Tatsächlich war er, noch bevor er von Alice Fortesques Anwesenheit in seinem Salon erfahren hatte, nicht in der besten Stimmung gewesen. Er hatte früher am Abend ein Schreiben von Teresa bekommen, die bis zu seiner Verlobung vor einem Monat noch seine Geliebte gewesen war. Darin flehte sie ihn an, ihn ein letztes Mal sehen zu dürfen, damit sie sich auf zivilisierte Weise von ihm verabschieden könnte. Angesichts der Szene, die sich abgespielt hatte, als er neulich ihre Affäre beendete, war ihm das nicht sehr wahrscheinlich erschienen. Und leider hatten seine Zweifel sich bestätigt.

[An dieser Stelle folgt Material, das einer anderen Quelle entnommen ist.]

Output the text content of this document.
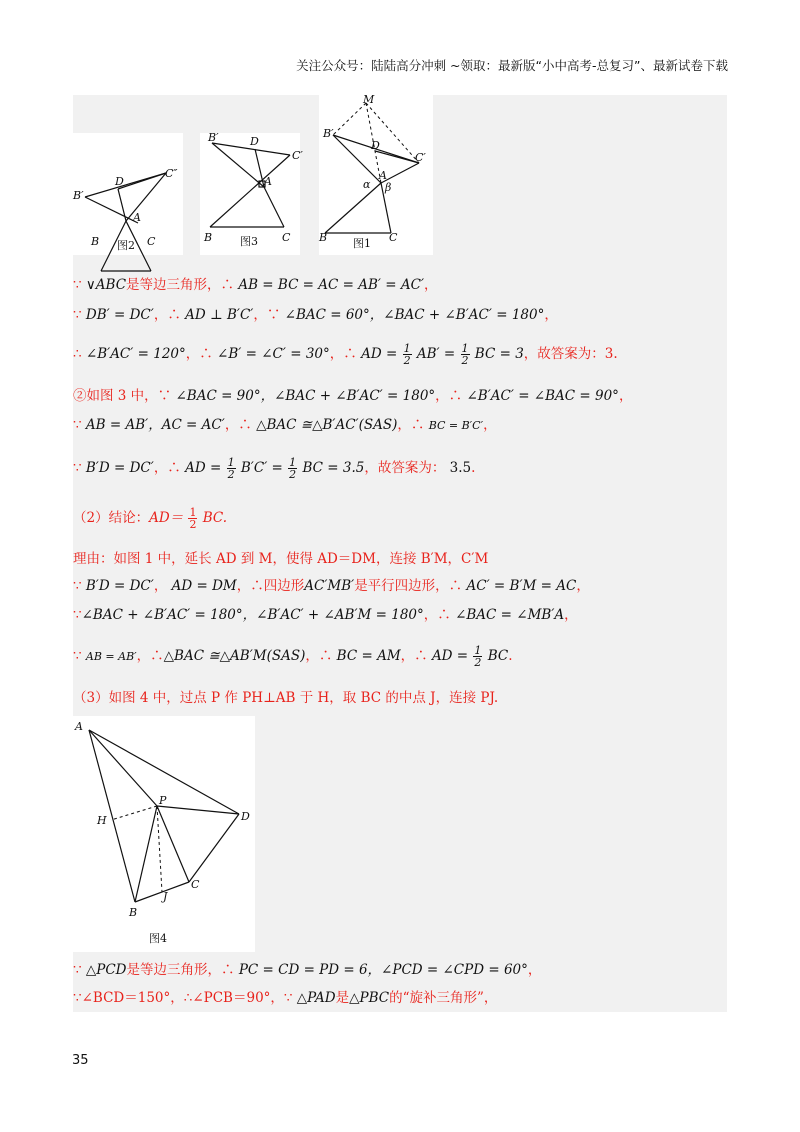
关注公众号：陆陆高分冲刺 ~领取：最新版“小中高考-总复习”、最新试卷下载
B′
D
C″
A
B	C
图2
B′	D
C′
A
B	C
图3
M
B′
D
C′
A
α β
B	C
图1
∵ ∨ABC是等边三角形，∴ AB = BC = AC = AB′ = AC′，
∵ DB′ = DC′，∴ AD ⊥ B′C′，∵ ∠BAC = 60°，∠BAC + ∠B′AC′ = 180°，
∴ ∠B′AC′ = 120°，∴ ∠B′ = ∠C′ = 30°，∴ AD = $\frac{1}{2} AB' = \frac{1}{2}$ BC = 3，故答案为：3.
②如图 3 中，∵ ∠BAC = 90°，∠BAC + ∠B′AC′ = 180°，∴ ∠B′AC′ = ∠BAC = 90°，
∵ AB = AB′，AC = AC′，∴ △BAC ≅△B′AC′(SAS)，∴ BC = B′C′，
∵ B′D = DC′，∴ AD = $\frac{1}{2} B'C' = \frac{1}{2}$ BC = 3.5，故答案为： 3.5.
（2）结论：$AD= \frac{1}{2}$ BC.
理由：如图 1 中，延长 AD 到 M，使得 AD＝DM，连接 B′M，C′M
∵ B′D = DC′， AD = DM，∴四边形AC′MB′是平行四边形，∴ AC′ = B′M = AC，
∵∠BAC + ∠B′AC′ = 180°，∠B′AC′ + ∠AB′M = 180°，∴ ∠BAC = ∠MB′A，
∵ AB = AB′，∴△BAC ≅△AB′M(SAS)，∴ BC = AM，∴ AD = $\frac{1}{2}$ BC.
（3）如图 4 中，过点 P 作 PH⊥AB 于 H，取 BC 的中点 J，连接 PJ.
A
P
D
H
C
J
B
图4
∵ △PCD是等边三角形，∴ PC = CD = PD = 6，∠PCD = ∠CPD = 60°，
∵∠BCD＝150°，∴∠PCB＝90°，∵ △PAD是△PBC的“旋补三角形”，
35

Er verzog den Mund vor Abscheu, als er sich an das Treffen erinnerte. „Ich hoffe aufrichtig, dass es einen dringenden Grund für diesen unerwarteten Besuch gibt.“

Ihre dunkelgrünen Augen funkelten ärgerlich. „Ich wäre sonst ja wohl kaum hier.“

„Nun?“, forderte Daniel sie knapp auf, als Alice ihrer Bemerkung nichts hinzufügte.

„Ich … In Wirklichkeit …“

„Ja?“

„Ich bin mir ganz und gar nicht sicher, dass ich Sie zu heiraten wünsche!“ So. Sie hatte es gesagt. Alice war unendlich erleichtert, eine Sorge ausgesprochen zu haben, die sie seit einem Monat quälte.

In diesem Monat war sie dem Earl nur zwei Mal begegnet. Bei seinem ersten Besuch war er gekommen, um die Erlaubnis ihres Bruders für seine Werbung zu erbitten. Und das zweite Mal war eine Woche später und am Vorabend seiner Reise zu seinem Anwesen in Bedfordshire gewesen. Sie hatten ein Familiendinner abgehalten, um ihr Verlöbnis bekannt zu geben, und auch hierbei hatte es keine Gelegenheit zu einem persönlichen Gespräch zwischen ihr und ihrem Verlobten gegeben.

In den folgenden Wochen hatte Alice mehrere Briefe an ihn verfasst, die sie aber niemals abschickte. Die Dinge, die sie Daniel Wycliffe zu sagen wünschte, konnten nicht in einem Brief ausgedrückt werden.

„Ihre Zuneigung gehört einem anderen?“

„Natürlich nicht“, sagte sie ungeduldig.

Wie Alice nicht anders erwartet hatte, zuckte der arrogante Earl nur die breiten Schultern, die ein perfekt geschnittener schwarzer Gehrock umhüllte, den er zu einer modischen Weste aus silbernem Brokat und einem schneeweißen Hemd trug.